Fast Parallel Randomized QR with Column Pivoting Algorithms for Reliable Low-rank Matrix Approximations
This work provides efficient and reliable low-rank matrix approximation algorithms for large-scale scientific computing, addressing communication bottlenecks in parallel environments.
The paper presents randomized QR with column pivoting (RQRCP) algorithms that achieve reliability comparable to QRCP with exponentially decaying failure probabilities, and develop distributed memory implementations significantly outperforming ScaLAPACK QRCP. They also introduce spectrum-revealing QR factorizations for low-rank approximations, demonstrating superior reliability and efficiency over leading methods.

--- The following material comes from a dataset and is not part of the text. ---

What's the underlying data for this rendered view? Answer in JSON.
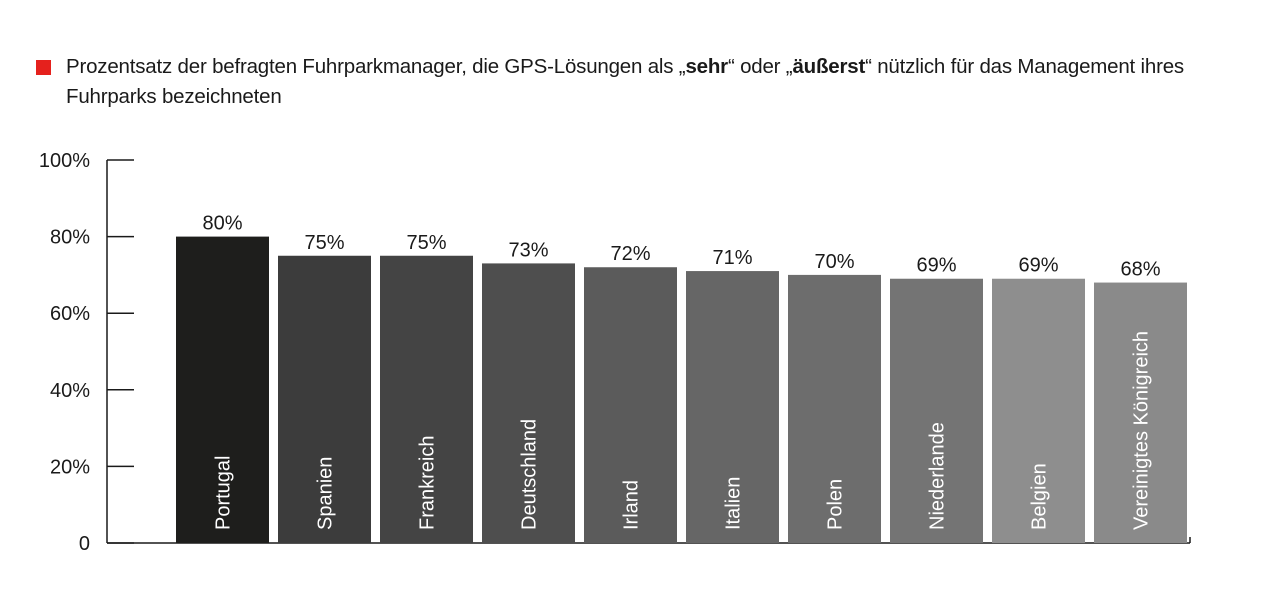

Factorizing large matrices by QR with column pivoting (QRCP) is substantially more expensive than QR without pivoting, owing to communication costs required for pivoting decisions. In contrast, randomized QRCP (RQRCP) algorithms have proven themselves empirically to be highly competitive with high-performance implementations of QR in processing time, on uniprocessor and shared memory machines, and as reliable as QRCP in pivot quality. We show that RQRCP algorithms can be as reliable as QRCP with failure probabilities exponentially decaying in oversampling size. We also analyze efficiency differences among different RQRCP algorithms. More importantly, we develop distributed memory implementations of RQRCP that are significantly better than QRCP implementations in ScaLAPACK. As a further development, we introduce the concept of and develop algorithms for computing spectrum-revealing QR factorizations for low-rank matrix approximations, and demonstrate their effectiveness against leading low-rank approximation methods in both theoretical and numerical reliability and efficiency.